As an important indicator of cardiovascular event risks, carotid intima-media thickness (cIMT) is commonly used to assess the severity of HoFH.11 In addition, pathological changes of heart structure or function are common in the early stages of HoFH.19 Our patient’s cIMT thickening and valvular regurgitation occurred at early stage of HoFH, but it was observed that regression of cIMT, valve regurgitation and xanthoma occurred after a series of Intensive lipid-lowering therapy.

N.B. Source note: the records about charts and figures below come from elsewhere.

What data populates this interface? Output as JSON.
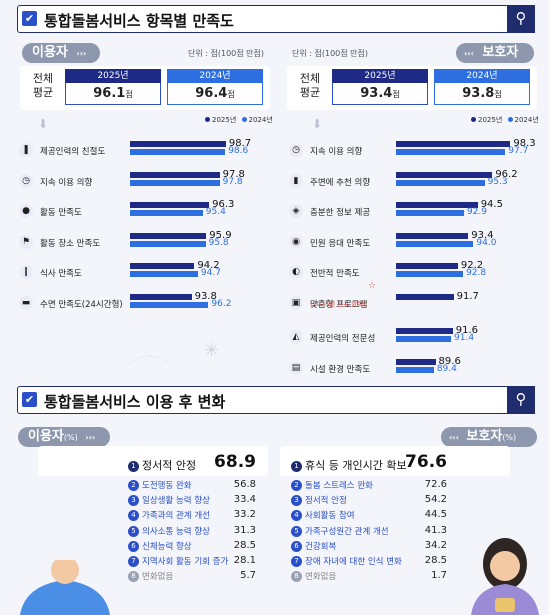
{
  "section1": {
    "title": "통합돌봄서비스 항목별 만족도"
  },
  "section2": {
    "title": "통합돌봄서비스 이용 후 변화"
  },
  "left_panel": {
    "pill": "이용자",
    "unit": "단위 : 점(100점 만점)",
    "avg_label_1": "전체",
    "avg_label_2": "평균",
    "year_2025": "2025년",
    "year_2024": "2024년",
    "avg_2025": "96.1",
    "avg_2024": "96.4",
    "avg_suffix": "점",
    "legend_2025": "2025년",
    "legend_2024": "2024년"
  },
  "right_panel": {
    "pill": "보호자",
    "unit": "단위 : 점(100점 만점)",
    "avg_label_1": "전체",
    "avg_label_2": "평균",
    "year_2025": "2025년",
    "year_2024": "2024년",
    "avg_2025": "93.4",
    "avg_2024": "93.8",
    "avg_suffix": "점",
    "legend_2025": "2025년",
    "legend_2024": "2024년",
    "new_tag": "(2025년 신규 항목)"
  },
  "change": {
    "left_pill": "이용자",
    "left_pill_sub": "(%)",
    "right_pill": "보호자",
    "right_pill_sub": "(%)"
  },
  "colors": {
    "navy": "#1f2d6e",
    "blue2025": "#1e2a86",
    "blue2024": "#2d6fe0",
    "accent": "#2b4fc8"
  },
  "chart_data": [
    {
      "type": "bar",
      "categories": [
        "제공인력의 친절도",
        "지속 이용 의향",
        "활동 만족도",
        "활동 장소 만족도",
        "식사 만족도",
        "수면 만족도(24시간형)"
      ],
      "icons": [
        "person-icon",
        "clock-icon",
        "activity-icon",
        "place-icon",
        "meal-icon",
        "bed-icon"
      ],
      "series": [
        {
          "name": "2025년",
          "values": [
            98.7,
            97.8,
            96.3,
            95.9,
            94.2,
            93.8
          ]
        },
        {
          "name": "2024년",
          "values": [
            98.6,
            97.8,
            95.4,
            95.8,
            94.7,
            96.2
          ]
        }
      ],
      "ylim": [
        0,
        100
      ]
    },
    {
      "type": "bar",
      "categories": [
        "지속 이용 의향",
        "주변에 추천 의향",
        "충분한 정보 제공",
        "민원 응대 만족도",
        "전반적 만족도",
        "맞춤형 프로그램",
        "제공인력의 전문성",
        "시설 환경 만족도"
      ],
      "icons": [
        "clock-icon",
        "recommend-icon",
        "info-icon",
        "support-icon",
        "overall-icon",
        "program-icon",
        "expert-icon",
        "facility-icon"
      ],
      "series": [
        {
          "name": "2025년",
          "values": [
            98.3,
            96.2,
            94.5,
            93.4,
            92.2,
            91.7,
            91.6,
            89.6
          ]
        },
        {
          "name": "2024년",
          "values": [
            97.7,
            95.3,
            92.9,
            94.0,
            92.8,
            null,
            91.4,
            89.4
          ]
        }
      ],
      "ylim": [
        0,
        100
      ]
    },
    {
      "type": "table",
      "categories": [
        "정서적 안정",
        "도전행동 완화",
        "일상생활 능력 향상",
        "가족과의 관계 개선",
        "의사소통 능력 향상",
        "신체능력 향상",
        "지역사회 활동 기회 증가",
        "변화없음"
      ],
      "values": [
        68.9,
        56.8,
        33.4,
        33.2,
        31.3,
        28.5,
        28.1,
        5.7
      ]
    },
    {
      "type": "table",
      "categories": [
        "휴식 등 개인시간 확보",
        "돌봄 스트레스 완화",
        "정서적 안정",
        "사회활동 참여",
        "가족구성원간 관계 개선",
        "건강회복",
        "장애 자녀에 대한 인식 변화",
        "변화없음"
      ],
      "values": [
        76.6,
        72.6,
        54.2,
        44.5,
        41.3,
        34.2,
        28.5,
        1.7
      ]
    }
  ]
}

Our patient achieved a relatively satisfactory therapeutic result after a lipid-lowering therapy of more than one year. In addition, proprotein convertase subtilisin/kexin type 9 (PCSK9) inhibitors provide an opportunity for the treatment of HoFH, both as monotherapy and as an adjunct to statins. However, application of PCSK9 inhibitors have not been approved in pediatrics.20

Conclusion

Patients with multiple tendon xanthomas and significantly elevated LDL-C levels need to be alert to the possibility of HoFH, and genetic testing can provide a reliable basis for early diagnosis. Single statins, LA or DFPP all contributed to marked reduction of LDL-C levels, especially combination of statins and DFPP was more effective in removal of LDL-C. In addition, early intensive lipid-lowering therapy was beneficial for significant regression of xanthoma, and could reduce the risk of cardiovascular events.

Consent Statement

The patient and his parents provided informed consent to publish their case details and any accompanying images. No need for institutional approval.

Disclosure

The authors report no conflicts of interest in this work.